- Can you create a new an AppRunner service in a separate region from an ECR image? I read a bit about replication, but would like to get it working without additional complexity if possible. Does additional region introduce any additional permissions issues?
Otherwise, here's my current setup:
I have an AppRunner service running successfully in one region. I'm trying to spin up a service based off the same image in a second region, but I get problems similar to this repost question.
Specifically, the service is created but goes into OPERATION_IN_PROGRESS for a while until it dies & goes to status "Create failed".

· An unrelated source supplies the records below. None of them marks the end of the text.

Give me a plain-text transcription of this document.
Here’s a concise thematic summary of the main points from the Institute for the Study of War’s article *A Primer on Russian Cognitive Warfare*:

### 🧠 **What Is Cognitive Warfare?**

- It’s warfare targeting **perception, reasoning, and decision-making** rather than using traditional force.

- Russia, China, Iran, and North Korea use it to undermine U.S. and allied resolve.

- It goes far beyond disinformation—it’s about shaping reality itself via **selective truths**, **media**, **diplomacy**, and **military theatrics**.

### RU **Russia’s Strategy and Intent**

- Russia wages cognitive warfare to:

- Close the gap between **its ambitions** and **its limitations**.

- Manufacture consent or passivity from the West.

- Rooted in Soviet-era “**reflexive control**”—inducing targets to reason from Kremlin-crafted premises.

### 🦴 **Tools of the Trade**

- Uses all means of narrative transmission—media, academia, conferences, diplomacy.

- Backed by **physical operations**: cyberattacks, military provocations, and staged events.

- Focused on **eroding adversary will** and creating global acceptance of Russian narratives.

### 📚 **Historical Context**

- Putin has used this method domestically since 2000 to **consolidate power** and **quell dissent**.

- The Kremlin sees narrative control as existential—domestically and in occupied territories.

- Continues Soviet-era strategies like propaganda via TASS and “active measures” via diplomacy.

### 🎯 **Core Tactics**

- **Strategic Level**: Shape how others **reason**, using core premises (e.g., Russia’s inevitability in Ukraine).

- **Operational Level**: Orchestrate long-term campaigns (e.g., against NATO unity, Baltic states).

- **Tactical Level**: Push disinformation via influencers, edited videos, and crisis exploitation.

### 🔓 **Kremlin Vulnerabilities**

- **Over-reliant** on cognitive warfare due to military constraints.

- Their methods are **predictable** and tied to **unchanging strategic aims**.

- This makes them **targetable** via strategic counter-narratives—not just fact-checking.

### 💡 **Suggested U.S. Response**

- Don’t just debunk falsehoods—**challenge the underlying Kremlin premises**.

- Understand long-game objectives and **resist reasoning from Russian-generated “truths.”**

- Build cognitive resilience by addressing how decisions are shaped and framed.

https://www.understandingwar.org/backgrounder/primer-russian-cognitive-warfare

Looking in deployment logs for event "Create service", I see:
01-25-2022 01:58:36 PM [AppRunner] Failed to pull your application image. Be sure you configure your service with a valid access role to your ECR repository.
01-25-2022 01:48:54 PM [AppRunner] Starting to pull your application image.
Following advice of the other re:Post question, I tried looking in Cloud Trail events originating from event source "ecr.amazonaws.com". I have tons of GetAuthorizationToken events, but looking at them doesn't give me much interesting information - they seem to pass & are using the role I expect them to.
A bit about permissions - I'm using the default AppRunnerECRAccessRole which I created through the UI when creating an AWS service. I'm reusing it to try & create different services. It has a policy with this JSON:
{
"Version": "2012-10-17",
"Statement": [
{
"Effect": "Allow",
"Action": [
"ecr:GetDownloadUrlForLayer",
"ecr:BatchGetImage",
"ecr:DescribeImages",
"ecr:GetAuthorizationToken",
"ecr:BatchCheckLayerAvailability"
],
"Resource": "*"
}
]
}
Any additional debugging tips for this specific scenario? If there is more generic advice for question #1 I'll try to follow it. I would like to "create a new service with same image in a region distinct from the image's region" if possible atm (even if that is inefficient long-term).
It is also a best practice to obtain container images from an ECR repository that is located in the same region you are running your containers in. AWS Regions are designed to be separate failure domains, so that if region A suffers a degradation in service, resources in region B will be unaffected. If you create inter-regional dependencies -- for example, by pulling container images from a different region -- then you are increasing your operational risk.